My favorite series from P.A. Works, one of my Top 35 series overall, and one I knew I would likely at least slightly to moderately prefer to this one early on but now vastly do so - Hanasaku Iroha - also has the presence of a very rude and hostile character from the beginning episodes and she remains that way for a substantial length of the series' run and even after warming up, still often has those elements of her personality surface. She too, has her own reasons and goes through her own issues (I'm referring to Minko). But the difference lies in the way it's handled. Minko could be very annoying, but I could sympathize with her feelings and it's kind of the expectation of a lot of similar teenage girls with that personality.
In my book, there's no excuse to have a child as an adult and then carry a God complex, martyr complex, superiority complex gargantuan chip on your shoulder, treat everyone who doesn't rank in your book as an Übermensch-tier worker as maggot-riddled garbage not fit for sharing the same air as you, and act like a perpetual victim just because
you chose to have a child and then can't keep up financially with the massive burden and responsibility that obviously admittedly is, so choose to take it out on everyone else around you constantly in the arrogance of how you look down on people; even teenage girls and old men.
It would be absolutely fine if a character like Chiyu with all her written dialogue, behavior, actions, and motivations existed in the story.

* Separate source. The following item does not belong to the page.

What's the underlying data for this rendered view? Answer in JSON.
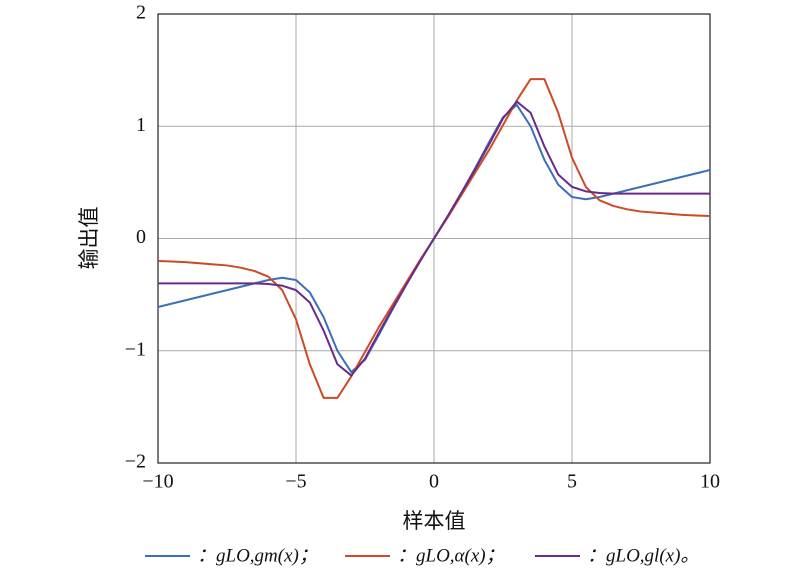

As I said, I've watched and even adored and rated highly many many works of fiction which have many characters which are and do far worse than her x100. A series can portray any character's actions without championing them. The difference is I feel this series does the latter. It glorifies Chiyu and the pervasive insidiousness of cutthroat work culture and the people who perpetuate it.
It really puts a damper and sour note on the show for me. It's more irritating than seeing someone slaughter an entire village of 10,000 people with a great sword as it's more realistic to what happens in the actual modern world on a daily basis. And the pettiness and self-righteous attitudes of that kind of real world drama take away from a better plot with the aquarium and experience I can be fully onboard with.
I only have to go to the grocery store or convenience store in a five minute vicinity away from home to run into 1,000 people like Chiyu - put-upon and arrogant discriminatory zealots who made hasty decisions based on the life plan and then feel entitled to treat everyone who's not living exactly like them as refuse and have respect for no one and nothing but their own vision of proper righteous living - in the span of an instant. I don't really need it injected into my TV series and as such a central focus with biased narrative.
It's too early to say (since I never rate anything until the end and full completion), but this has every indication of being a 6/10-tier series for me, even while my actual personal enjoyment drops down to a 5, 4, or even lower. It reminds me of
Neon Genesis Evangelion in that way - i.e., another series I can recognize is well-made in several respects and don't want to rate too poorly as I try to be fair, but I absolutely from the bottom of my heart hate and loathe some of its characters and its narrative choices so fiercely and adamantly that I cannot in good conscience say it's an experience I can overall deem as pleasant or pleasurable or ever want to revisit and experience again.